The main objectives of the exercise consist of:
- Enhancing interoperability among U.S., Moroccan, NATO, and African partner forces for joint operations and coordination.
- Strengthening rapid deployment and combat readiness across varied terrains and strategic locations in Africa.
- Promoting regional security and stability through collaborative training and intelligence sharing.
- Fostering multinational defense partnerships through large-scale participation of allied and partner nations.
- Simulating real-world operational environments by conducting exercises in deserts, mountains, coastal zones, and urban areas representative of conflict zones in North and West Africa.

== Exercises by year ==

=== African Lion 2013 ===
The exercise was cancelled at the request of the Kingdom of Morocco, which were supposed to take place from April 7 to 27, 2013. This cancellation was in response to Washington's efforts to submit a draft resolution to the UN Security Council to expand the MINURSO mission to include human rights monitoring in Western Sahara. However, the U.S. Embassy in Rabat announced that the maneuvers would partially proceed after changing the draft resolution and abandoning the idea of mentioning human rights. The exercises were planned to involve 1,400 American soldiers and 900 members of the Royal Armed Forces, including peacekeeping amphibious operations, aerial resupply, and low-altitude flight exercises.

=== African Lion 2023 ===
Between May 22 and June 16, 2023, the African Lion 23 exercise took place in various regions of Morocco, including Agadir, Tan-Tan, Benguerir, and Tafraout, notably in the Mahbass area of the desert. Approximately 6,000 soldiers from twenty African and international countries participated, including Morocco and the United States, along with 27 observer countries. The participating military units simulated enemy engagement using combined arms tactics, supported by air units conducting sorties with F16 and B1B aircraft. Ground operations included artillery strikes to clear minefields, allowing engineering units to open passages for assault and counter-assault missions using Abrams tanks accompanied by infantry units.

=== African Lion 2024 ===
The Royal Armed Forces and the United States Armed Forces jointly organized the 20th edition of the African Lion exercise from May 20 to 31, covering Benguerir, Agadir, Tan-Tan, Aqa, and Tafraout.
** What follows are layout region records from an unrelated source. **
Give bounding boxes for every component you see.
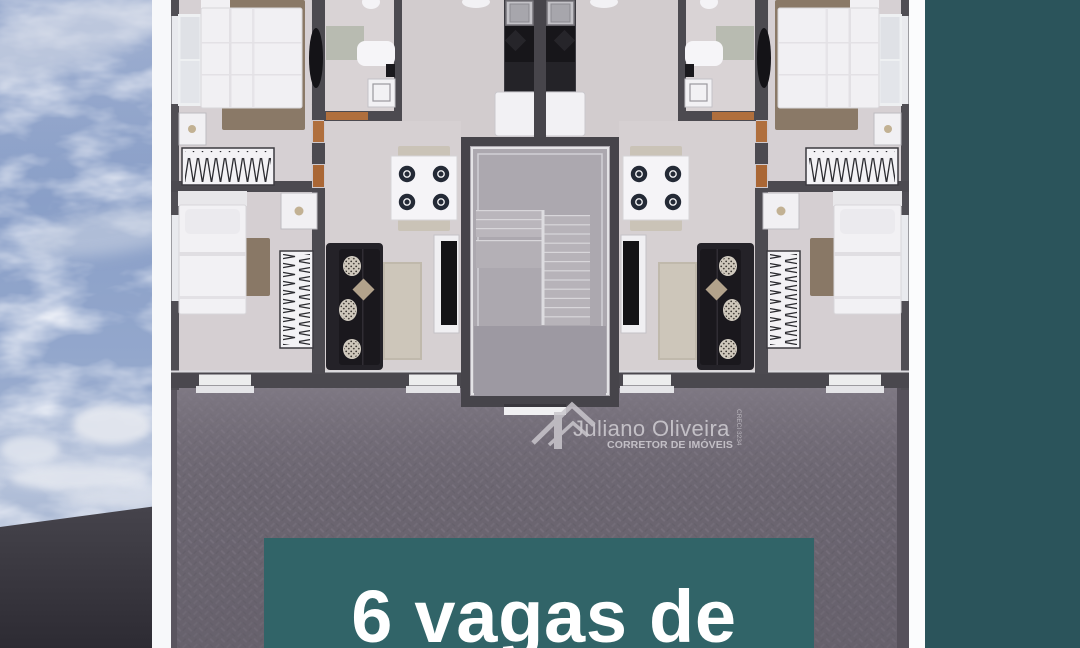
svg-text:CORRETOR DE IMÓVEIS: CORRETOR DE IMÓVEIS bbox=[607, 438, 733, 451]
svg-text:6 vagas de: 6 vagas de bbox=[351, 575, 736, 648]
svg-text:Juliano Oliveira: Juliano Oliveira bbox=[573, 416, 730, 441]
svg-text:CRECI 3234: CRECI 3234 bbox=[735, 409, 742, 446]
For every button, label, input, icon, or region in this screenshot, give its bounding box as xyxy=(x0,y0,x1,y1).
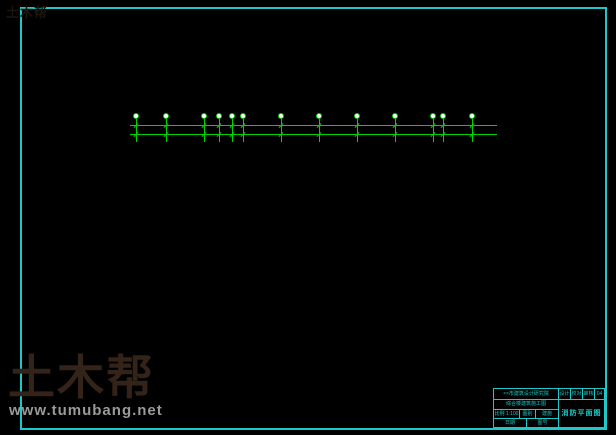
title-block: ××市建筑设计研究院 综合楼建筑施工图 比例 1:100 图别 建施 日期 图号… xyxy=(493,388,605,428)
tb-drawing-title: 消防平面图 xyxy=(559,399,604,427)
tb-top-cell-4: 04 xyxy=(595,389,604,399)
axis-bubble-top xyxy=(469,113,475,119)
watermark-logo: 土木帮 xyxy=(8,354,155,401)
axis-bubble-top xyxy=(278,113,284,119)
tb-project-name: 综合楼建筑施工图 xyxy=(494,399,558,409)
axis-bubble-top xyxy=(440,113,446,119)
axis-bubble-top xyxy=(201,113,207,119)
tb-design-org: ××市建筑设计研究院 xyxy=(494,389,558,399)
axis-bubble-top xyxy=(392,113,398,119)
axis-bubble-top xyxy=(163,113,169,119)
axis-bubble-top xyxy=(216,113,222,119)
tb-number-cell: 图号 xyxy=(527,418,558,428)
axis-bubble-top xyxy=(133,113,139,119)
tb-top-cell-1: 设计 xyxy=(559,389,570,399)
axis-bubble-top xyxy=(354,113,360,119)
axis-bubble-top xyxy=(316,113,322,119)
tb-date-cell: 日期 xyxy=(494,418,526,428)
axis-bubble-top xyxy=(240,113,246,119)
cad-sheet: 土木帮 土木帮 www.tumubang.net ××市建筑设计研究院 综合楼建… xyxy=(0,0,616,435)
axis-bubble-top xyxy=(229,113,235,119)
watermark-url: www.tumubang.net xyxy=(9,403,163,418)
tb-top-cell-2: 校对 xyxy=(571,389,582,399)
axis-bubble-top xyxy=(430,113,436,119)
tb-top-cell-3: 审核 xyxy=(583,389,594,399)
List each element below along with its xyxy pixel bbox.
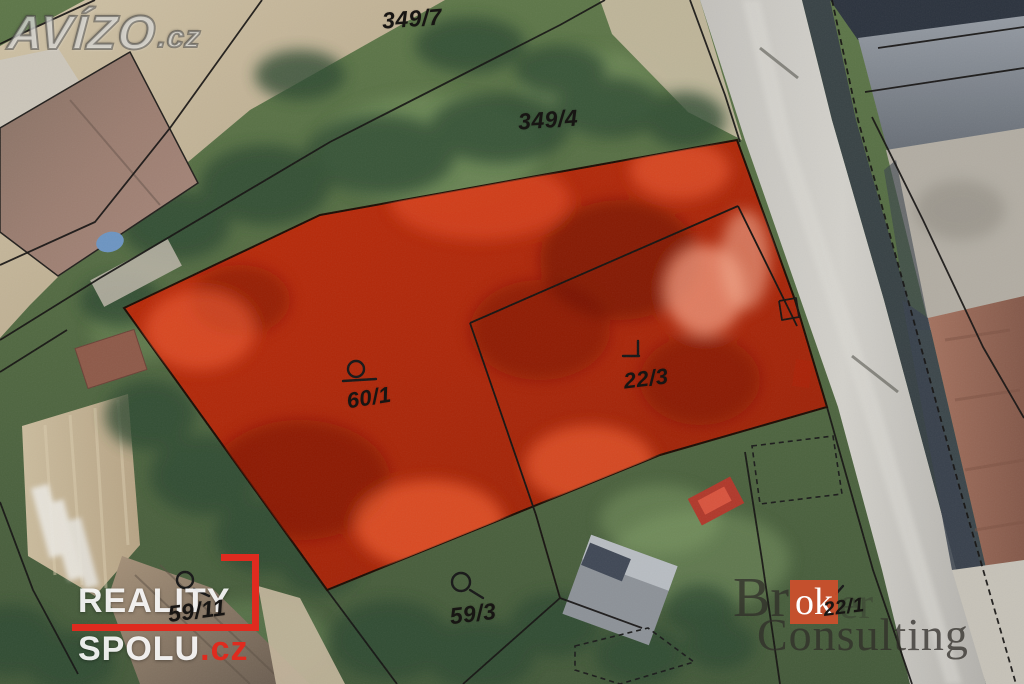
watermark-broker-consulting: Br ok er Consulting [733, 570, 1023, 658]
avizo-wordmark: AVÍZO [6, 7, 158, 60]
reality-spolu-line2: SPOLU.cz [78, 632, 248, 666]
avizo-cz-suffix: .cz [157, 21, 202, 54]
parcel-label-59-3: 59/3 [448, 598, 498, 630]
broker-consulting-line2: Consulting [757, 612, 1023, 658]
watermark-avizo: AVÍZO.cz [6, 10, 202, 58]
cadastral-aerial-map: 349/7 349/4 60/1 22/3 59/11 59/3 22/1 AV… [0, 0, 1024, 684]
parcel-label-349-4: 349/4 [517, 104, 579, 135]
reality-spolu-cz-suffix: .cz [200, 630, 248, 668]
parcel-label-22-3: 22/3 [622, 363, 670, 394]
parcel-label-349-7: 349/7 [381, 3, 443, 34]
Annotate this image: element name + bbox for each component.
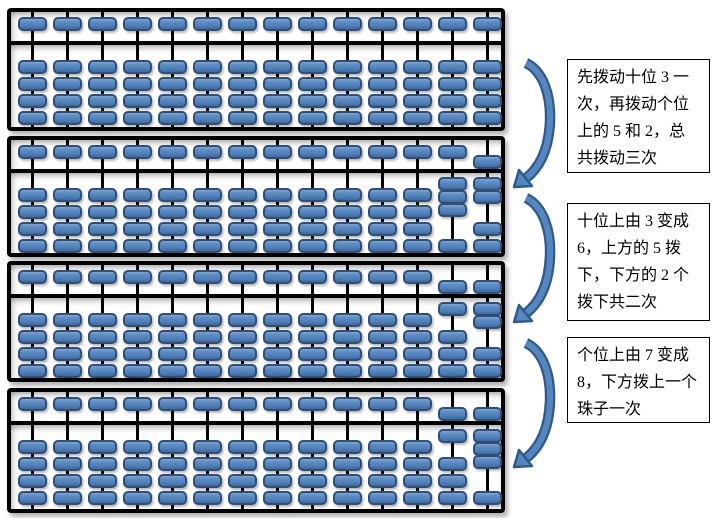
earth-bead xyxy=(368,239,397,253)
heaven-bead xyxy=(333,145,362,159)
earth-bead xyxy=(333,440,362,454)
earth-bead xyxy=(473,177,502,191)
earth-bead xyxy=(193,330,222,344)
earth-bead xyxy=(123,313,152,327)
earth-bead xyxy=(298,111,327,125)
earth-bead xyxy=(368,440,397,454)
heaven-bead xyxy=(88,270,117,284)
earth-bead xyxy=(403,457,432,471)
earth-bead xyxy=(53,205,82,219)
heaven-bead xyxy=(228,17,257,31)
earth-bead xyxy=(263,60,292,74)
earth-bead xyxy=(368,94,397,108)
heaven-bead xyxy=(53,397,82,411)
earth-bead xyxy=(53,457,82,471)
earth-bead xyxy=(298,440,327,454)
earth-bead xyxy=(263,111,292,125)
earth-bead xyxy=(123,111,152,125)
earth-bead xyxy=(53,94,82,108)
heaven-bead xyxy=(263,270,292,284)
earth-bead xyxy=(123,222,152,236)
earth-bead xyxy=(123,330,152,344)
earth-bead xyxy=(403,440,432,454)
earth-bead xyxy=(53,364,82,378)
earth-bead xyxy=(368,364,397,378)
earth-bead xyxy=(158,330,187,344)
earth-bead xyxy=(123,491,152,505)
earth-bead xyxy=(123,347,152,361)
earth-bead xyxy=(298,457,327,471)
lower-deck xyxy=(11,425,501,509)
earth-bead xyxy=(263,94,292,108)
heaven-bead xyxy=(53,17,82,31)
earth-bead xyxy=(333,94,362,108)
earth-bead xyxy=(88,77,117,91)
heaven-bead xyxy=(53,270,82,284)
diagram-canvas: 先拨动十位 3 一 次，再拨动个位 上的 5 和 2，总 共拨动三次 十位上由 … xyxy=(0,0,718,518)
earth-bead xyxy=(368,60,397,74)
earth-bead xyxy=(368,491,397,505)
heaven-bead xyxy=(298,270,327,284)
earth-bead xyxy=(298,77,327,91)
earth-bead xyxy=(193,188,222,202)
earth-bead xyxy=(298,313,327,327)
earth-bead xyxy=(333,347,362,361)
earth-bead xyxy=(298,222,327,236)
earth-bead xyxy=(228,239,257,253)
heaven-bead xyxy=(333,270,362,284)
earth-bead xyxy=(193,60,222,74)
heaven-bead xyxy=(88,397,117,411)
heaven-bead xyxy=(473,155,502,169)
earth-bead xyxy=(193,205,222,219)
earth-bead xyxy=(403,205,432,219)
earth-bead xyxy=(88,364,117,378)
earth-bead xyxy=(438,429,467,443)
heaven-bead xyxy=(158,17,187,31)
upper-deck xyxy=(11,140,501,169)
earth-bead xyxy=(53,111,82,125)
earth-bead xyxy=(158,491,187,505)
earth-bead xyxy=(123,364,152,378)
earth-bead xyxy=(18,330,47,344)
earth-bead xyxy=(473,315,502,329)
earth-bead xyxy=(18,239,47,253)
earth-bead xyxy=(438,111,467,125)
earth-bead xyxy=(18,60,47,74)
heaven-bead xyxy=(123,17,152,31)
earth-bead xyxy=(53,313,82,327)
earth-bead xyxy=(158,111,187,125)
earth-bead xyxy=(228,491,257,505)
earth-bead xyxy=(193,457,222,471)
earth-bead xyxy=(438,364,467,378)
earth-bead xyxy=(18,205,47,219)
heaven-bead xyxy=(123,145,152,159)
earth-bead xyxy=(333,205,362,219)
earth-bead xyxy=(403,313,432,327)
earth-bead xyxy=(438,77,467,91)
earth-bead xyxy=(158,205,187,219)
heaven-bead xyxy=(473,280,502,294)
heaven-bead xyxy=(228,270,257,284)
earth-bead xyxy=(333,60,362,74)
earth-bead xyxy=(18,222,47,236)
earth-bead xyxy=(263,491,292,505)
earth-bead xyxy=(333,222,362,236)
earth-bead xyxy=(88,222,117,236)
upper-deck xyxy=(11,392,501,421)
heaven-bead xyxy=(228,397,257,411)
earth-bead xyxy=(263,457,292,471)
earth-bead xyxy=(298,94,327,108)
earth-bead xyxy=(158,77,187,91)
earth-bead xyxy=(158,222,187,236)
earth-bead xyxy=(438,94,467,108)
earth-bead xyxy=(228,188,257,202)
earth-bead xyxy=(368,77,397,91)
earth-bead xyxy=(333,491,362,505)
earth-bead xyxy=(263,474,292,488)
earth-bead xyxy=(368,347,397,361)
annotation-step-1: 先拨动十位 3 一 次，再拨动个位 上的 5 和 2，总 共拨动三次 xyxy=(567,59,710,173)
earth-bead xyxy=(193,491,222,505)
heaven-bead xyxy=(158,270,187,284)
earth-bead xyxy=(298,60,327,74)
heaven-bead xyxy=(18,145,47,159)
earth-bead xyxy=(438,347,467,361)
earth-bead xyxy=(158,347,187,361)
earth-bead xyxy=(403,77,432,91)
upper-deck xyxy=(11,12,501,41)
earth-bead xyxy=(403,222,432,236)
earth-bead xyxy=(53,188,82,202)
earth-bead xyxy=(263,77,292,91)
earth-bead xyxy=(368,474,397,488)
earth-bead xyxy=(368,205,397,219)
earth-bead xyxy=(228,313,257,327)
earth-bead xyxy=(438,203,467,217)
earth-bead xyxy=(263,239,292,253)
earth-bead xyxy=(193,239,222,253)
earth-bead xyxy=(123,440,152,454)
heaven-bead xyxy=(438,280,467,294)
earth-bead xyxy=(18,94,47,108)
earth-bead xyxy=(298,239,327,253)
earth-bead xyxy=(123,77,152,91)
earth-bead xyxy=(333,188,362,202)
earth-bead xyxy=(18,364,47,378)
earth-bead xyxy=(53,491,82,505)
earth-bead xyxy=(228,60,257,74)
heaven-bead xyxy=(368,17,397,31)
earth-bead xyxy=(158,188,187,202)
earth-bead xyxy=(438,190,467,204)
earth-bead xyxy=(298,330,327,344)
earth-bead xyxy=(193,313,222,327)
heaven-bead xyxy=(438,17,467,31)
earth-bead xyxy=(53,60,82,74)
heaven-bead xyxy=(158,145,187,159)
lower-deck xyxy=(11,298,501,378)
earth-bead xyxy=(53,77,82,91)
earth-bead xyxy=(438,491,467,505)
earth-bead xyxy=(228,440,257,454)
earth-bead xyxy=(88,440,117,454)
earth-bead xyxy=(158,440,187,454)
earth-bead xyxy=(228,205,257,219)
heaven-bead xyxy=(403,17,432,31)
heaven-bead xyxy=(193,17,222,31)
heaven-bead xyxy=(158,397,187,411)
earth-bead xyxy=(473,239,502,253)
earth-bead xyxy=(228,347,257,361)
earth-bead xyxy=(438,474,467,488)
earth-bead xyxy=(123,239,152,253)
earth-bead xyxy=(158,457,187,471)
earth-bead xyxy=(88,111,117,125)
heaven-bead xyxy=(298,145,327,159)
abacus-state-initial xyxy=(7,8,505,131)
heaven-bead xyxy=(193,270,222,284)
earth-bead xyxy=(298,474,327,488)
heaven-bead xyxy=(53,145,82,159)
heaven-bead xyxy=(333,17,362,31)
earth-bead xyxy=(88,94,117,108)
heaven-bead xyxy=(298,397,327,411)
earth-bead xyxy=(473,190,502,204)
heaven-bead xyxy=(473,407,502,421)
earth-bead xyxy=(473,94,502,108)
heaven-bead xyxy=(333,397,362,411)
earth-bead xyxy=(333,474,362,488)
earth-bead xyxy=(228,222,257,236)
earth-bead xyxy=(193,222,222,236)
earth-bead xyxy=(368,111,397,125)
earth-bead xyxy=(158,474,187,488)
earth-bead xyxy=(53,347,82,361)
upper-deck xyxy=(11,265,501,294)
earth-bead xyxy=(473,364,502,378)
heaven-bead xyxy=(473,17,502,31)
earth-bead xyxy=(158,60,187,74)
earth-bead xyxy=(333,77,362,91)
earth-bead xyxy=(88,239,117,253)
earth-bead xyxy=(158,94,187,108)
earth-bead xyxy=(438,60,467,74)
earth-bead xyxy=(438,177,467,191)
earth-bead xyxy=(123,205,152,219)
heaven-bead xyxy=(193,145,222,159)
earth-bead xyxy=(123,457,152,471)
earth-bead xyxy=(403,60,432,74)
earth-bead xyxy=(298,205,327,219)
earth-bead xyxy=(193,347,222,361)
earth-bead xyxy=(88,188,117,202)
heaven-bead xyxy=(438,145,467,159)
earth-bead xyxy=(368,330,397,344)
earth-bead xyxy=(193,111,222,125)
earth-bead xyxy=(228,474,257,488)
earth-bead xyxy=(473,347,502,361)
heaven-bead xyxy=(88,17,117,31)
curved-arrow-down-icon xyxy=(509,55,557,195)
annotation-step-3: 个位上由 7 变成 8，下方拨上一个 珠子一次 xyxy=(567,337,710,423)
earth-bead xyxy=(473,222,502,236)
earth-bead xyxy=(473,491,502,505)
earth-bead xyxy=(88,347,117,361)
lower-deck xyxy=(11,173,501,253)
curved-arrow-down-icon xyxy=(509,190,557,330)
lower-deck xyxy=(11,45,501,127)
earth-bead xyxy=(263,313,292,327)
earth-bead xyxy=(18,313,47,327)
earth-bead xyxy=(158,313,187,327)
earth-bead xyxy=(333,239,362,253)
heaven-bead xyxy=(88,145,117,159)
earth-bead xyxy=(88,313,117,327)
earth-bead xyxy=(18,188,47,202)
earth-bead xyxy=(368,313,397,327)
abacus-state-after-step-1 xyxy=(7,136,505,257)
earth-bead xyxy=(403,347,432,361)
earth-bead xyxy=(228,111,257,125)
earth-bead xyxy=(228,77,257,91)
heaven-bead xyxy=(403,145,432,159)
earth-bead xyxy=(473,442,502,456)
abacus-state-after-step-3 xyxy=(7,388,505,513)
earth-bead xyxy=(298,364,327,378)
earth-bead xyxy=(333,330,362,344)
earth-bead xyxy=(473,302,502,316)
earth-bead xyxy=(158,239,187,253)
earth-bead xyxy=(403,330,432,344)
earth-bead xyxy=(438,330,467,344)
earth-bead xyxy=(88,330,117,344)
earth-bead xyxy=(193,474,222,488)
heaven-bead xyxy=(193,397,222,411)
earth-bead xyxy=(473,111,502,125)
earth-bead xyxy=(18,474,47,488)
earth-bead xyxy=(333,364,362,378)
earth-bead xyxy=(123,60,152,74)
earth-bead xyxy=(403,364,432,378)
earth-bead xyxy=(53,239,82,253)
annotation-step-2: 十位上由 3 变成 6，上方的 5 拨 下，下方的 2 个 拨下共二次 xyxy=(567,203,710,321)
earth-bead xyxy=(368,222,397,236)
earth-bead xyxy=(18,440,47,454)
earth-bead xyxy=(403,239,432,253)
earth-bead xyxy=(193,440,222,454)
heaven-bead xyxy=(18,270,47,284)
earth-bead xyxy=(193,77,222,91)
earth-bead xyxy=(263,330,292,344)
earth-bead xyxy=(368,188,397,202)
earth-bead xyxy=(193,364,222,378)
heaven-bead xyxy=(368,270,397,284)
heaven-bead xyxy=(18,397,47,411)
earth-bead xyxy=(403,94,432,108)
heaven-bead xyxy=(123,397,152,411)
earth-bead xyxy=(438,457,467,471)
earth-bead xyxy=(333,313,362,327)
heaven-bead xyxy=(18,17,47,31)
earth-bead xyxy=(123,188,152,202)
earth-bead xyxy=(298,491,327,505)
earth-bead xyxy=(193,94,222,108)
earth-bead xyxy=(228,364,257,378)
earth-bead xyxy=(53,330,82,344)
heaven-bead xyxy=(368,145,397,159)
earth-bead xyxy=(228,94,257,108)
earth-bead xyxy=(88,457,117,471)
heaven-bead xyxy=(123,270,152,284)
earth-bead xyxy=(263,364,292,378)
heaven-bead xyxy=(263,17,292,31)
earth-bead xyxy=(403,491,432,505)
earth-bead xyxy=(368,457,397,471)
earth-bead xyxy=(403,188,432,202)
earth-bead xyxy=(473,60,502,74)
earth-bead xyxy=(298,188,327,202)
earth-bead xyxy=(263,205,292,219)
earth-bead xyxy=(53,222,82,236)
heaven-bead xyxy=(263,397,292,411)
abacus-state-after-step-2 xyxy=(7,261,505,382)
earth-bead xyxy=(333,111,362,125)
earth-bead xyxy=(403,111,432,125)
earth-bead xyxy=(473,429,502,443)
earth-bead xyxy=(18,457,47,471)
heaven-bead xyxy=(298,17,327,31)
heaven-bead xyxy=(403,397,432,411)
earth-bead xyxy=(88,474,117,488)
earth-bead xyxy=(263,188,292,202)
earth-bead xyxy=(18,347,47,361)
earth-bead xyxy=(123,474,152,488)
earth-bead xyxy=(18,111,47,125)
earth-bead xyxy=(88,60,117,74)
earth-bead xyxy=(438,302,467,316)
earth-bead xyxy=(263,347,292,361)
earth-bead xyxy=(403,474,432,488)
heaven-bead xyxy=(438,407,467,421)
heaven-bead xyxy=(228,145,257,159)
earth-bead xyxy=(228,457,257,471)
heaven-bead xyxy=(403,270,432,284)
earth-bead xyxy=(18,491,47,505)
earth-bead xyxy=(123,94,152,108)
heaven-bead xyxy=(368,397,397,411)
heaven-bead xyxy=(263,145,292,159)
earth-bead xyxy=(88,205,117,219)
earth-bead xyxy=(263,222,292,236)
earth-bead xyxy=(473,455,502,469)
earth-bead xyxy=(53,440,82,454)
earth-bead xyxy=(263,440,292,454)
earth-bead xyxy=(333,457,362,471)
earth-bead xyxy=(53,474,82,488)
earth-bead xyxy=(18,77,47,91)
earth-bead xyxy=(228,330,257,344)
earth-bead xyxy=(298,347,327,361)
earth-bead xyxy=(438,239,467,253)
curved-arrow-down-icon xyxy=(509,335,557,475)
earth-bead xyxy=(473,77,502,91)
earth-bead xyxy=(88,491,117,505)
earth-bead xyxy=(158,364,187,378)
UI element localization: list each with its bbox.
According to a statement from the General Command of the Royal Armed Forces, these extensive maneuvers would involve around 7,000 personnel from approximately twenty countries, including the North Atlantic Treaty Organization (NATO), alongside the Royal Armed Forces and their American counterparts. The activities include joint tactical land, sea, and air exercises, both day and night, special forces training, airborne operations, as well as operational planning exercises for staff officers within the Task Force.